THERE’S NO REASON NOT TO SUPPORT IPv6
The urgency with which NRO chariman Pawlik speaks on the subject of IPv6 is real. There is an increasing number of users accessing the Web via mobile devices, and it is in the telco and service provider markets that we see the most momentum toward mass adoption of IPv6.
IDC also reported in its new Marketplace Model and Forecast report that more than a quarter of the world’s population, or 1.6 billion people, used the Internet in 2009 on a PC, mobile phone, video-game console, or other device. By 2013, that number is expected to rise to 2.2 billion.

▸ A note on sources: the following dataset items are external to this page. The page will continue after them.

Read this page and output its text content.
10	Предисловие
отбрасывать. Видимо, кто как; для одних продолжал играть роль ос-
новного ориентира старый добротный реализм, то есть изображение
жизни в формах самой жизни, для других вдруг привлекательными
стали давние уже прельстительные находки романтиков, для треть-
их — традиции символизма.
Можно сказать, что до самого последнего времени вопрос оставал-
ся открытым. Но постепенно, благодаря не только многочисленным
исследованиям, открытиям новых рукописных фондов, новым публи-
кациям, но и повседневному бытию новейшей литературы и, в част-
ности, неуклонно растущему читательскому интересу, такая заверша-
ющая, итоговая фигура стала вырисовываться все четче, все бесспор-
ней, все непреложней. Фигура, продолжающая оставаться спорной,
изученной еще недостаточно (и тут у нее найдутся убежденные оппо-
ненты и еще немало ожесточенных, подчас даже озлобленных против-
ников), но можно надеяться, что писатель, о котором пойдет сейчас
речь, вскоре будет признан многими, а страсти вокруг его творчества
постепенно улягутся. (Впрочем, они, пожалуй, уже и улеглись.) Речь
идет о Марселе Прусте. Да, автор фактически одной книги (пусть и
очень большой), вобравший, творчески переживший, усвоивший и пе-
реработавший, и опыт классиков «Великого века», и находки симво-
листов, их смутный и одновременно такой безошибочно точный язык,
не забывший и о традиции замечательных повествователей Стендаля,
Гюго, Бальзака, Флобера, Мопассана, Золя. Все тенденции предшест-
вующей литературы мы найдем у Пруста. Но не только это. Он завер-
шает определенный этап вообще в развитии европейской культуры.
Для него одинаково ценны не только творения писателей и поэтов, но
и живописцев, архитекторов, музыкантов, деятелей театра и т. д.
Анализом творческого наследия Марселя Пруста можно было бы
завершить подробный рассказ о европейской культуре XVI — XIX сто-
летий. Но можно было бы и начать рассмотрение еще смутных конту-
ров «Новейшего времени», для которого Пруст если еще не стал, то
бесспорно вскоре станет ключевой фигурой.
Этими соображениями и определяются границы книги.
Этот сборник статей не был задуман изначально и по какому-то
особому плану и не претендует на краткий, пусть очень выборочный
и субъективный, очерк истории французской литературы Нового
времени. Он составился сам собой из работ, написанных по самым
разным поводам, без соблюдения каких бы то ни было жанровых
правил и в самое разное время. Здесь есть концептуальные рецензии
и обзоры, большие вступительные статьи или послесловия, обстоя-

– InformationWeek, “1 Billion Mobile Internet Devices Seen By 2013”
The rapid increase in mobile devices, each which will eventually require their own IP address, is driving providers to adopt IPv6 as they build out their next generation networks to support a massive subscriber base. Unless organizations adopt a strategy that includes supporting IPv6 at least externally, it is likely that they will begin to experience fewer and fewer visitors and customers as more people worldwide adopt, albeit unknowingly, IPv6.
Supporting IPv6 can be a fairly simple exercise that incurs very little costs when compared to a complete architectural overhaul of the data center. There’s just no good reason to ignore the growing need, and about 2.2 billion good reasons to do something about it sooner rather than later.